Group sex parties run the gamut and are available for all types of people. The New York scene, which just last month opened a Kinky Salon, joining their list of hosted parties in Copenhagen, Austin, Berlin, Portland, New Orleans, and London, has its fair share of parties across the board. There are the parties just for single heterosexual couples, like Bowery Bliss, a weekly swingers party in lower Manhattan, for which “The term couple refers to a Male and Female. Two men are NOT considered a couple.” At others, like Submit in Brooklyn, a party for “women and trans folk” interested in all types of BDSM play, “There’s a shower, a boot black station, slings, a cross, bondage set-ups, beds, peep holes, and more.” One Leg Up requires their guests to leave together if they arrive together, and Chemistry, another Brooklyn scene, asks a series of questions to pre-screen their guests like, “What is your favorite non-sexual hobby?” or “What role does sexuality play in your life?” School of Sex’s Behind Closed Doors party requires an application and has four cardinal rules:
- Ladies make the rules
- No means no
- Men cannot approach women
- Members only
In constructing a separate world around non-monogamous sex, these parties are building small behind-the-scenes exits to dominant cultural expectations. The rules define the new sexual paradigm that guests willingly enter.
"Group sex offers the opportunity to challenge ourselves, to move our sexuality out into the open, banners flying."

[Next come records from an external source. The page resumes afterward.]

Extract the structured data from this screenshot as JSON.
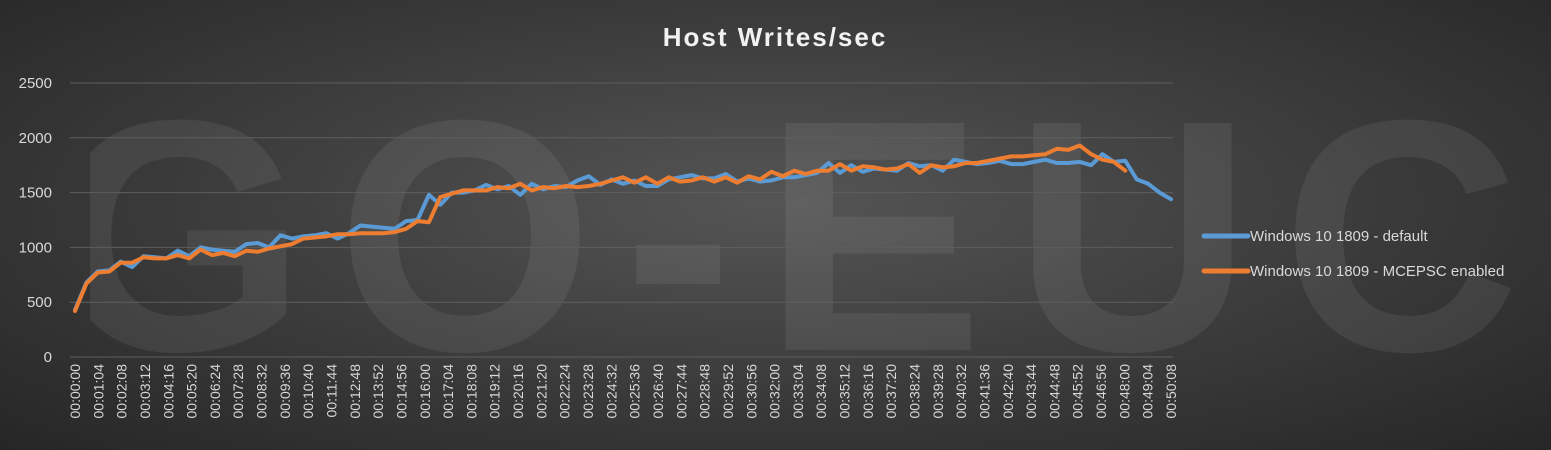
{
  "colors": {
    "series_default": "#5b9bd5",
    "series_mcepsc": "#ed7d31",
    "gridline": "#5e5e5e",
    "text": "#d9d9d9",
    "title": "#f2f2f2",
    "watermark": "#ffffff"
  },
  "chart_data": {
    "type": "line",
    "title": "Host Writes/sec",
    "watermark": "GO-EUC",
    "xlabel": "",
    "ylabel": "",
    "ylim": [
      0,
      2500
    ],
    "yticks": [
      0,
      500,
      1000,
      1500,
      2000,
      2500
    ],
    "grid": true,
    "legend_position": "right",
    "x_tick_labels": [
      "00:00:00",
      "00:01:04",
      "00:02:08",
      "00:03:12",
      "00:04:16",
      "00:05:20",
      "00:06:24",
      "00:07:28",
      "00:08:32",
      "00:09:36",
      "00:10:40",
      "00:11:44",
      "00:12:48",
      "00:13:52",
      "00:14:56",
      "00:16:00",
      "00:17:04",
      "00:18:08",
      "00:19:12",
      "00:20:16",
      "00:21:20",
      "00:22:24",
      "00:23:28",
      "00:24:32",
      "00:25:36",
      "00:26:40",
      "00:27:44",
      "00:28:48",
      "00:29:52",
      "00:30:56",
      "00:32:00",
      "00:33:04",
      "00:34:08",
      "00:35:12",
      "00:36:16",
      "00:37:20",
      "00:38:24",
      "00:39:28",
      "00:40:32",
      "00:41:36",
      "00:42:40",
      "00:43:44",
      "00:44:48",
      "00:45:52",
      "00:46:56",
      "00:48:00",
      "00:49:04",
      "00:50:08"
    ],
    "sample_interval_seconds": 32,
    "series": [
      {
        "name": "Windows 10 1809 - default",
        "values": [
          430,
          680,
          780,
          790,
          870,
          820,
          920,
          910,
          900,
          970,
          920,
          1000,
          980,
          970,
          960,
          1030,
          1040,
          1000,
          1110,
          1080,
          1100,
          1110,
          1130,
          1080,
          1130,
          1200,
          1190,
          1180,
          1170,
          1240,
          1250,
          1480,
          1390,
          1500,
          1500,
          1520,
          1570,
          1530,
          1560,
          1480,
          1580,
          1530,
          1560,
          1550,
          1610,
          1650,
          1570,
          1620,
          1580,
          1610,
          1560,
          1560,
          1620,
          1640,
          1660,
          1630,
          1630,
          1670,
          1600,
          1630,
          1600,
          1610,
          1640,
          1640,
          1660,
          1680,
          1770,
          1680,
          1750,
          1690,
          1720,
          1710,
          1700,
          1770,
          1740,
          1750,
          1700,
          1800,
          1780,
          1760,
          1770,
          1790,
          1760,
          1760,
          1780,
          1800,
          1770,
          1770,
          1780,
          1750,
          1850,
          1780,
          1790,
          1620,
          1580,
          1500,
          1440
        ]
      },
      {
        "name": "Windows 10 1809 - MCEPSC enabled",
        "values": [
          420,
          670,
          770,
          780,
          860,
          860,
          910,
          900,
          900,
          930,
          900,
          980,
          930,
          950,
          920,
          970,
          960,
          990,
          1010,
          1030,
          1080,
          1090,
          1100,
          1120,
          1120,
          1130,
          1130,
          1130,
          1140,
          1170,
          1240,
          1230,
          1460,
          1490,
          1520,
          1520,
          1520,
          1550,
          1540,
          1580,
          1520,
          1550,
          1540,
          1560,
          1550,
          1560,
          1580,
          1610,
          1640,
          1590,
          1640,
          1580,
          1640,
          1600,
          1610,
          1640,
          1600,
          1640,
          1590,
          1650,
          1620,
          1690,
          1650,
          1700,
          1670,
          1700,
          1700,
          1760,
          1700,
          1740,
          1730,
          1710,
          1720,
          1760,
          1680,
          1750,
          1730,
          1740,
          1770,
          1770,
          1790,
          1810,
          1830,
          1830,
          1840,
          1850,
          1900,
          1890,
          1930,
          1850,
          1800,
          1780,
          1700
        ]
      }
    ]
  }
}
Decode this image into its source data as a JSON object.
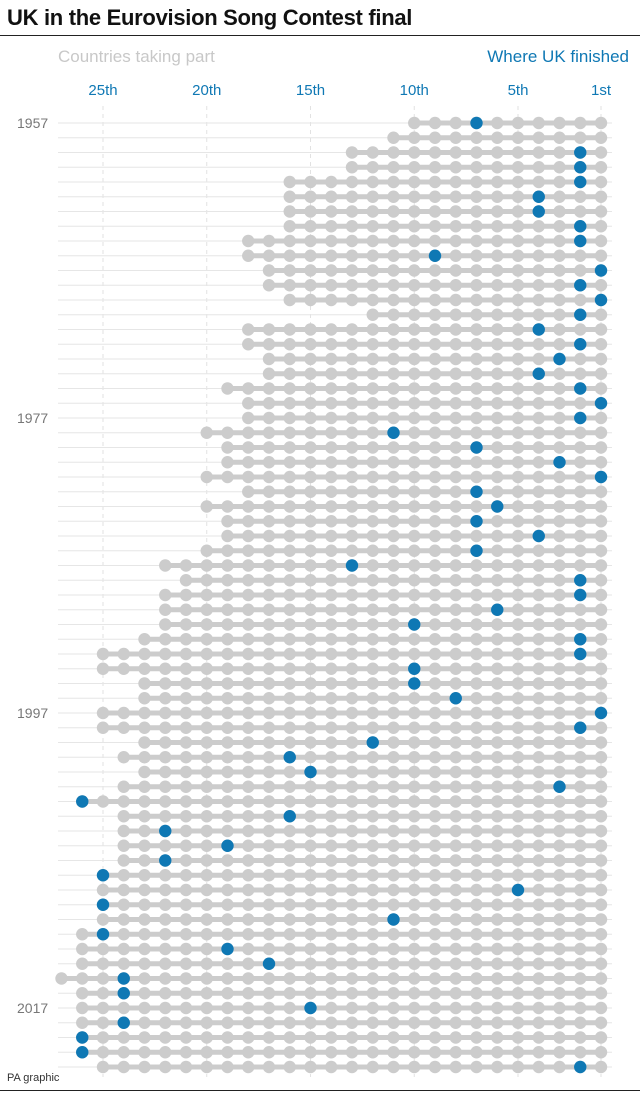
{
  "title": "UK in the Eurovision Song Contest final",
  "legend": {
    "participants_label": "Countries taking part",
    "uk_label": "Where UK finished",
    "participants_color": "#cccccc",
    "uk_color": "#0f78b4"
  },
  "credit": "PA graphic",
  "chart_data": {
    "type": "scatter",
    "title": "UK in the Eurovision Song Contest final",
    "x_axis": {
      "ticks": [
        25,
        20,
        15,
        10,
        5,
        1
      ],
      "tick_labels": [
        "25th",
        "20th",
        "15th",
        "10th",
        "5th",
        "1st"
      ],
      "range": [
        27,
        1
      ],
      "reversed": true
    },
    "y_axis": {
      "ticks": [
        1957,
        1977,
        1997,
        2017
      ],
      "tick_labels": [
        "1957",
        "1977",
        "1997",
        "2017"
      ]
    },
    "grid": true,
    "series": [
      {
        "name": "Countries taking part",
        "rows": [
          {
            "year": 1957,
            "countries": 10
          },
          {
            "year": 1958,
            "countries": 11
          },
          {
            "year": 1959,
            "countries": 13
          },
          {
            "year": 1960,
            "countries": 13
          },
          {
            "year": 1961,
            "countries": 16
          },
          {
            "year": 1962,
            "countries": 16
          },
          {
            "year": 1963,
            "countries": 16
          },
          {
            "year": 1964,
            "countries": 16
          },
          {
            "year": 1965,
            "countries": 18
          },
          {
            "year": 1966,
            "countries": 18
          },
          {
            "year": 1967,
            "countries": 17
          },
          {
            "year": 1968,
            "countries": 17
          },
          {
            "year": 1969,
            "countries": 16
          },
          {
            "year": 1970,
            "countries": 12
          },
          {
            "year": 1971,
            "countries": 18
          },
          {
            "year": 1972,
            "countries": 18
          },
          {
            "year": 1973,
            "countries": 17
          },
          {
            "year": 1974,
            "countries": 17
          },
          {
            "year": 1975,
            "countries": 19
          },
          {
            "year": 1976,
            "countries": 18
          },
          {
            "year": 1977,
            "countries": 18
          },
          {
            "year": 1978,
            "countries": 20
          },
          {
            "year": 1979,
            "countries": 19
          },
          {
            "year": 1980,
            "countries": 19
          },
          {
            "year": 1981,
            "countries": 20
          },
          {
            "year": 1982,
            "countries": 18
          },
          {
            "year": 1983,
            "countries": 20
          },
          {
            "year": 1984,
            "countries": 19
          },
          {
            "year": 1985,
            "countries": 19
          },
          {
            "year": 1986,
            "countries": 20
          },
          {
            "year": 1987,
            "countries": 22
          },
          {
            "year": 1988,
            "countries": 21
          },
          {
            "year": 1989,
            "countries": 22
          },
          {
            "year": 1990,
            "countries": 22
          },
          {
            "year": 1991,
            "countries": 22
          },
          {
            "year": 1992,
            "countries": 23
          },
          {
            "year": 1993,
            "countries": 25
          },
          {
            "year": 1994,
            "countries": 25
          },
          {
            "year": 1995,
            "countries": 23
          },
          {
            "year": 1996,
            "countries": 23
          },
          {
            "year": 1997,
            "countries": 25
          },
          {
            "year": 1998,
            "countries": 25
          },
          {
            "year": 1999,
            "countries": 23
          },
          {
            "year": 2000,
            "countries": 24
          },
          {
            "year": 2001,
            "countries": 23
          },
          {
            "year": 2002,
            "countries": 24
          },
          {
            "year": 2003,
            "countries": 26
          },
          {
            "year": 2004,
            "countries": 24
          },
          {
            "year": 2005,
            "countries": 24
          },
          {
            "year": 2006,
            "countries": 24
          },
          {
            "year": 2007,
            "countries": 24
          },
          {
            "year": 2008,
            "countries": 25
          },
          {
            "year": 2009,
            "countries": 25
          },
          {
            "year": 2010,
            "countries": 25
          },
          {
            "year": 2011,
            "countries": 25
          },
          {
            "year": 2012,
            "countries": 26
          },
          {
            "year": 2013,
            "countries": 26
          },
          {
            "year": 2014,
            "countries": 26
          },
          {
            "year": 2015,
            "countries": 27
          },
          {
            "year": 2016,
            "countries": 26
          },
          {
            "year": 2017,
            "countries": 26
          },
          {
            "year": 2018,
            "countries": 26
          },
          {
            "year": 2019,
            "countries": 26
          },
          {
            "year": 2021,
            "countries": 26
          },
          {
            "year": 2022,
            "countries": 25
          }
        ]
      },
      {
        "name": "Where UK finished",
        "points": [
          {
            "year": 1957,
            "place": 7
          },
          {
            "year": 1958,
            "place": null
          },
          {
            "year": 1959,
            "place": 2
          },
          {
            "year": 1960,
            "place": 2
          },
          {
            "year": 1961,
            "place": 2
          },
          {
            "year": 1962,
            "place": 4
          },
          {
            "year": 1963,
            "place": 4
          },
          {
            "year": 1964,
            "place": 2
          },
          {
            "year": 1965,
            "place": 2
          },
          {
            "year": 1966,
            "place": 9
          },
          {
            "year": 1967,
            "place": 1
          },
          {
            "year": 1968,
            "place": 2
          },
          {
            "year": 1969,
            "place": 1
          },
          {
            "year": 1970,
            "place": 2
          },
          {
            "year": 1971,
            "place": 4
          },
          {
            "year": 1972,
            "place": 2
          },
          {
            "year": 1973,
            "place": 3
          },
          {
            "year": 1974,
            "place": 4
          },
          {
            "year": 1975,
            "place": 2
          },
          {
            "year": 1976,
            "place": 1
          },
          {
            "year": 1977,
            "place": 2
          },
          {
            "year": 1978,
            "place": 11
          },
          {
            "year": 1979,
            "place": 7
          },
          {
            "year": 1980,
            "place": 3
          },
          {
            "year": 1981,
            "place": 1
          },
          {
            "year": 1982,
            "place": 7
          },
          {
            "year": 1983,
            "place": 6
          },
          {
            "year": 1984,
            "place": 7
          },
          {
            "year": 1985,
            "place": 4
          },
          {
            "year": 1986,
            "place": 7
          },
          {
            "year": 1987,
            "place": 13
          },
          {
            "year": 1988,
            "place": 2
          },
          {
            "year": 1989,
            "place": 2
          },
          {
            "year": 1990,
            "place": 6
          },
          {
            "year": 1991,
            "place": 10
          },
          {
            "year": 1992,
            "place": 2
          },
          {
            "year": 1993,
            "place": 2
          },
          {
            "year": 1994,
            "place": 10
          },
          {
            "year": 1995,
            "place": 10
          },
          {
            "year": 1996,
            "place": 8
          },
          {
            "year": 1997,
            "place": 1
          },
          {
            "year": 1998,
            "place": 2
          },
          {
            "year": 1999,
            "place": 12
          },
          {
            "year": 2000,
            "place": 16
          },
          {
            "year": 2001,
            "place": 15
          },
          {
            "year": 2002,
            "place": 3
          },
          {
            "year": 2003,
            "place": 26
          },
          {
            "year": 2004,
            "place": 16
          },
          {
            "year": 2005,
            "place": 22
          },
          {
            "year": 2006,
            "place": 19
          },
          {
            "year": 2007,
            "place": 22
          },
          {
            "year": 2008,
            "place": 25
          },
          {
            "year": 2009,
            "place": 5
          },
          {
            "year": 2010,
            "place": 25
          },
          {
            "year": 2011,
            "place": 11
          },
          {
            "year": 2012,
            "place": 25
          },
          {
            "year": 2013,
            "place": 19
          },
          {
            "year": 2014,
            "place": 17
          },
          {
            "year": 2015,
            "place": 24
          },
          {
            "year": 2016,
            "place": 24
          },
          {
            "year": 2017,
            "place": 15
          },
          {
            "year": 2018,
            "place": 24
          },
          {
            "year": 2019,
            "place": 26
          },
          {
            "year": 2021,
            "place": 26
          },
          {
            "year": 2022,
            "place": 2
          }
        ]
      }
    ]
  }
}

Almost all of these parties feel the need to remind their guests that “No means No.” Consent, in this other world, is everything. There are parties for for S&M enthusiasts,cuddle parties, drag parties—all kinds of parties that offer a space for the open expression of sexuality in a new context each with their own set of rules. Kinky Salon itself is all-inclusive, special insofar as it offers a space for straight, gay, bi, in-between, or over-the-top people to gather in a safe, culture-centric space. Similar to clubs like Chemistry, which features a DJ and a dance floor, sex is not the only thing on the table—rather, it is the thing that defines the scene. Whereas some sex parties are just for getting laid, at Kinky Salon, sex isn’t a necessity. Some are there for the sex, which Whittaker calls “sport fucking,” while others are there to escape cultural norms and define a new, more liberating sexual universe that encompasses the full spectrum of their needs.
“Kinky Salon is different because it’s volunteer-run, it’s a community first and foremost, and you know you’re joining in as part of something,” explains Whittaker, author of the recent memoir, Polly Superstar: Sex Culture Revolutionary. “It’s not anonymous. And you’re not necessarily going to get laid. You can go and just have fun and hang out. You don’t have to have sex. In fact …most of them are coming for the community.” At Kinky Salon, guests abide by the PAL (“Pervy Activity Liaison”) system, meaning another adult must accompany them to help hold them accountable for their behavior. This means all guests are couples, triads, or chaperoned singles.
“We believe that it is a fundamentally radical political act to deprivatize sex,” write authorsDossie Easton and Janet Hardy in their famous book, The Ethical Slut: A Practical Guide to Polyamory, Open Relationships & Other Adventures. “Group sex offers the opportunity to challenge ourselves,” they write, “to move our sexuality out into the open, banners flying, with lots of support in getting past the fears and bashfulness and lots of friendly people to applaud your ecstasies.”